206. Reverse Linked List (Easy)

给定一个链表（LinkedList）的 head 节点，你需要反转并返回它。

迭代思路

翻转链表只需要将每一个节点的 next 与该节点的关系颠倒一下即可，为此我们需要 prev 和 next 变量帮助我们保存中间的值。

class Solution:
    def reverseList(self, head: Optional[ListNode]) -> Optional[ListNode]:
        prev = next = None

        while head:
            # hold the next one, and reassign the prev one as current node's next
            next, head.next = head.next, prev
            # hold the current node as the prev and the next as current
            prev, head = head, next

        # the loop above ends with None as the head so the prev is the tail node
        return prev

实际上上面的 next 也可以消除掉，只需要 prev 一个变量即可。

class Solution:
    def reverseList(self, head: Optional[ListNode]) -> Optional[ListNode]:
        prev = None

        while head:
            head.next, prev, head = prev, head, head.next

        return prev

递归思路

这道题的迭代思路比较简单，所以完全没有必要考虑递归方法。
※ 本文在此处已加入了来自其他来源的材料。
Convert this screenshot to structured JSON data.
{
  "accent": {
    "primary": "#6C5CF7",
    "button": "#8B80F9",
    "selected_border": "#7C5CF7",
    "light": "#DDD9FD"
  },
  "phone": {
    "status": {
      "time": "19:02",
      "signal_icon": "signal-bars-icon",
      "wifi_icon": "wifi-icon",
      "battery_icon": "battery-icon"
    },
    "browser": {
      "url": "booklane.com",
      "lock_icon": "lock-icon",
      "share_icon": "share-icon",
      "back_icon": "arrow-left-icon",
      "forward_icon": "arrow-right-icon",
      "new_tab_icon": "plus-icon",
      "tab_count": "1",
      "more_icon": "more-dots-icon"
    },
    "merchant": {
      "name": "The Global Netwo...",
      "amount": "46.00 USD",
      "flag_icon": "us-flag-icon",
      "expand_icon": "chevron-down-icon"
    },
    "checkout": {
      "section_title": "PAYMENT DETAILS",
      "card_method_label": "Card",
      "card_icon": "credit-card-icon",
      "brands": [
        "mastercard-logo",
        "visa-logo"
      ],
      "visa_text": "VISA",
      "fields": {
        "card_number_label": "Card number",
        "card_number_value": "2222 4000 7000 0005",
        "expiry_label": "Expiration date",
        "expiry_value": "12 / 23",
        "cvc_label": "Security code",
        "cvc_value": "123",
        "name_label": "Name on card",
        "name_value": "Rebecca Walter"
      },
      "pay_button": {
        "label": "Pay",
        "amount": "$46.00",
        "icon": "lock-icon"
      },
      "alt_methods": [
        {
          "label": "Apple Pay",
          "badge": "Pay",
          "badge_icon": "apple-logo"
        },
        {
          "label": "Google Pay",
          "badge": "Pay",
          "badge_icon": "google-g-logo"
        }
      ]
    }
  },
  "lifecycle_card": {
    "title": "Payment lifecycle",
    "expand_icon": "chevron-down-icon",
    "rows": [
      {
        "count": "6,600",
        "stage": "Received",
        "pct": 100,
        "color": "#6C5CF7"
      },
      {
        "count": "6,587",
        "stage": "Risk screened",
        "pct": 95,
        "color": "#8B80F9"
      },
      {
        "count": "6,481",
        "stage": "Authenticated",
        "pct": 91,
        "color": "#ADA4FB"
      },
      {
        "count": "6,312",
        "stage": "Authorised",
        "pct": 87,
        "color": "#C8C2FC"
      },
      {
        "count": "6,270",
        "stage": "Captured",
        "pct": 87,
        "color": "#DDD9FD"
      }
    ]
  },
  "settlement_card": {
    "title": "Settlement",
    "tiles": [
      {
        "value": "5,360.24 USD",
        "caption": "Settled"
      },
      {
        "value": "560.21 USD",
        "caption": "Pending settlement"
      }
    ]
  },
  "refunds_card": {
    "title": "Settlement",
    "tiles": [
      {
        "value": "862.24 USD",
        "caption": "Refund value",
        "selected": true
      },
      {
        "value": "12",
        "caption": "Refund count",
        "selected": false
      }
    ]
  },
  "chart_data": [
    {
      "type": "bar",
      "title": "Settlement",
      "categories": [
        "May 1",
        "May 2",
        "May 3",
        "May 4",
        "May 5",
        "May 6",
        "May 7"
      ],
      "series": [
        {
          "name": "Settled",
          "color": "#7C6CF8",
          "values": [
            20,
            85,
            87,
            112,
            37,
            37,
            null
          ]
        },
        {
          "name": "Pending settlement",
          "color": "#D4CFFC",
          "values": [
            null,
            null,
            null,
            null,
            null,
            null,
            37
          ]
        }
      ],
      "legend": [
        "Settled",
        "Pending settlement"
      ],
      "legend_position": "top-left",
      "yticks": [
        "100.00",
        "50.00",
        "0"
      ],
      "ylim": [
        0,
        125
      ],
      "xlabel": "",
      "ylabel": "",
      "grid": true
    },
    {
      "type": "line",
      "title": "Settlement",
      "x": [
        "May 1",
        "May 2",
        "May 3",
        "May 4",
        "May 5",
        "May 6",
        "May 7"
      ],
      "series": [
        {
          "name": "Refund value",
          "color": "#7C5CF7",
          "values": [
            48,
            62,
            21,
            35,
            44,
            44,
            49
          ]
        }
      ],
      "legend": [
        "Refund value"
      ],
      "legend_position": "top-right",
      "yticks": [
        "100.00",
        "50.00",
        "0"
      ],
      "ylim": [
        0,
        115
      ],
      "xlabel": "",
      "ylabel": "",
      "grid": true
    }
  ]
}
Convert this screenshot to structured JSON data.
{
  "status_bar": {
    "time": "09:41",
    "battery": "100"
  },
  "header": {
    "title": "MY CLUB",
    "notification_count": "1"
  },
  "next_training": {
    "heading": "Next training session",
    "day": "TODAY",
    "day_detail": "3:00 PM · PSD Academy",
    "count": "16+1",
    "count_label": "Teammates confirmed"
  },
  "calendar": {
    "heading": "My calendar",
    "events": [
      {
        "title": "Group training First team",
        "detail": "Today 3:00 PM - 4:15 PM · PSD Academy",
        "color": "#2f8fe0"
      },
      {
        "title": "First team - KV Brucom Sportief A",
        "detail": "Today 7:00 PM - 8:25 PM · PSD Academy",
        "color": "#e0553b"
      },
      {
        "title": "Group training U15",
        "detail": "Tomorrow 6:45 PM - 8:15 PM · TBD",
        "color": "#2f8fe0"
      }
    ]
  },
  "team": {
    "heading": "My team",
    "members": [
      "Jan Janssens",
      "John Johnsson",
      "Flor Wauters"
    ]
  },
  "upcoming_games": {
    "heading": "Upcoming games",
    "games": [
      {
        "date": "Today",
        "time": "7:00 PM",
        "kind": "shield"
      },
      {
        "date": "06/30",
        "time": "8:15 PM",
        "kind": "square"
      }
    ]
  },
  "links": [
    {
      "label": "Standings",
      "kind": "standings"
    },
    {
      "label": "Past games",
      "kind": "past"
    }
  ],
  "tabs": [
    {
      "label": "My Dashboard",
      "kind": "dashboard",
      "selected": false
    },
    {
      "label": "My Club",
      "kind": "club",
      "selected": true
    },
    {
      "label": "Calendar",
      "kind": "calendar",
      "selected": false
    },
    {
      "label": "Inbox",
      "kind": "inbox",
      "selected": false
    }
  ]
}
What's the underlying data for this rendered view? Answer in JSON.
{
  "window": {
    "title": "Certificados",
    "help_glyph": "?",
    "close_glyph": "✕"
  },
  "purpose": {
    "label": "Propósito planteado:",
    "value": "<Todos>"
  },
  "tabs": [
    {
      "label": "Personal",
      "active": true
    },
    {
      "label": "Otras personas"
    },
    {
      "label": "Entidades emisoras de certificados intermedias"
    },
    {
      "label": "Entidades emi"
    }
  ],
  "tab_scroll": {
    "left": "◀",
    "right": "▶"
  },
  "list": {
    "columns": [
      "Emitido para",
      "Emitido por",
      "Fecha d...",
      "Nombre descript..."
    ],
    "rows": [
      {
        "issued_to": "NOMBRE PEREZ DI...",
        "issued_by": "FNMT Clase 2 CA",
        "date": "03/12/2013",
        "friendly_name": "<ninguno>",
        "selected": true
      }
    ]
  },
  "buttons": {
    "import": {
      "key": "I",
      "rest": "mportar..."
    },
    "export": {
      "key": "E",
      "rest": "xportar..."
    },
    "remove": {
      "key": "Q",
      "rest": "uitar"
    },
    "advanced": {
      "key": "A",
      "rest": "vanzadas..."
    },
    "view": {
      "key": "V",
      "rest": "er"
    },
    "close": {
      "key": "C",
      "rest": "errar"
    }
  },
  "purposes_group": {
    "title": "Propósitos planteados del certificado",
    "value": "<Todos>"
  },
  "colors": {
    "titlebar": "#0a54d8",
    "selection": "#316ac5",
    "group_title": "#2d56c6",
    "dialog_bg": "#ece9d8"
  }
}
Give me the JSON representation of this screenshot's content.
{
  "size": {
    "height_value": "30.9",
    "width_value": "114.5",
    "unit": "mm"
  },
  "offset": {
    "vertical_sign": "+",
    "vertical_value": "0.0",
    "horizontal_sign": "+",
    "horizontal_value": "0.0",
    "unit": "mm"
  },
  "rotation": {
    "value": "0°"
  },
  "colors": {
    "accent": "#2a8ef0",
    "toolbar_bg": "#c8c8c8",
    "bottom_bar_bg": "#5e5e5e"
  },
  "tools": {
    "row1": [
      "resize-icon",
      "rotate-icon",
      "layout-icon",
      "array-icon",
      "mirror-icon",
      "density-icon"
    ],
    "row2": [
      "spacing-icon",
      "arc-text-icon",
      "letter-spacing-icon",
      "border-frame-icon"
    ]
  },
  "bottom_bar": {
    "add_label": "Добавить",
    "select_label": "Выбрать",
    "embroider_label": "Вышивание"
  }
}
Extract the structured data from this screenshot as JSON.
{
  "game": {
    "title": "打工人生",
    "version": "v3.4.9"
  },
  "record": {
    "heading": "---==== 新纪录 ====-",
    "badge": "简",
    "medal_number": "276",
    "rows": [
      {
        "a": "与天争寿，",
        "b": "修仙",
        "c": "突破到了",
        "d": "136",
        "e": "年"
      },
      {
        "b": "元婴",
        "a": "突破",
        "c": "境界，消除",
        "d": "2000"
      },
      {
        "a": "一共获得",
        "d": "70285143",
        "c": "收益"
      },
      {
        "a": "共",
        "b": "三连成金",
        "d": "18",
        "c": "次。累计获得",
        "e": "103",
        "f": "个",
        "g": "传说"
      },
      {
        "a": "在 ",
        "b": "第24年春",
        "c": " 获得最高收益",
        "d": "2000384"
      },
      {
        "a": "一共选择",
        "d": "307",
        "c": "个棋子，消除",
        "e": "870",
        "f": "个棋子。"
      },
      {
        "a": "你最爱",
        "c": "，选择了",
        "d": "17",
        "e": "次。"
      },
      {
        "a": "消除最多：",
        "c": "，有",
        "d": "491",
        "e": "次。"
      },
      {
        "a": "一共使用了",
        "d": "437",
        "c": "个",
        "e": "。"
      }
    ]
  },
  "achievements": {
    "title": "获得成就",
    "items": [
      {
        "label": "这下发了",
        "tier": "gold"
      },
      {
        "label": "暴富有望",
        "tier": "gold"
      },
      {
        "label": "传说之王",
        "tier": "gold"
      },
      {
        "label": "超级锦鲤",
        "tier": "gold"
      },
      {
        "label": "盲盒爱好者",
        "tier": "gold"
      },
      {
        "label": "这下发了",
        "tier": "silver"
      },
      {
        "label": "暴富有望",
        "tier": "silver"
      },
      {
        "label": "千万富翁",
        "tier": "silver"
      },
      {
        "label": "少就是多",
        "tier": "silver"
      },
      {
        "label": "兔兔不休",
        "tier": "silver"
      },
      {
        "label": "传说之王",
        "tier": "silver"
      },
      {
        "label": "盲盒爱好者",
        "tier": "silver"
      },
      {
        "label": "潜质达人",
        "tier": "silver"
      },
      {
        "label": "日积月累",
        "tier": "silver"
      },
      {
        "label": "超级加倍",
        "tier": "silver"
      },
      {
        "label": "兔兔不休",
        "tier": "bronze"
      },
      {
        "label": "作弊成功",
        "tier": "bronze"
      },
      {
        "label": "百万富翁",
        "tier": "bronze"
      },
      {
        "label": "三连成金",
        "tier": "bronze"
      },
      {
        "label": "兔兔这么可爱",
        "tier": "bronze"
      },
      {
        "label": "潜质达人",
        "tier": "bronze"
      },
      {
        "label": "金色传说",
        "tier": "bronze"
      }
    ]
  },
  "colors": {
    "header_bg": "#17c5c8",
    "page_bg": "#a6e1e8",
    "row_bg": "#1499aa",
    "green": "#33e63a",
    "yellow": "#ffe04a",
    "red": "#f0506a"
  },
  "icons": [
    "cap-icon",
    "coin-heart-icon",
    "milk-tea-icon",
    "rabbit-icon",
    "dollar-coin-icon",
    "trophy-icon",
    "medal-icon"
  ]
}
但是如果你就想写递归，也没人能拉住你。

class Solution:
    def reverseList(self, head: Optional[ListNode]) -> Optional[ListNode]:

        def recu(node, prev):
            if not node:
                return prev
            node.next, prev = prev, node.next
            return recu(prev, node)

        return recu(head, None)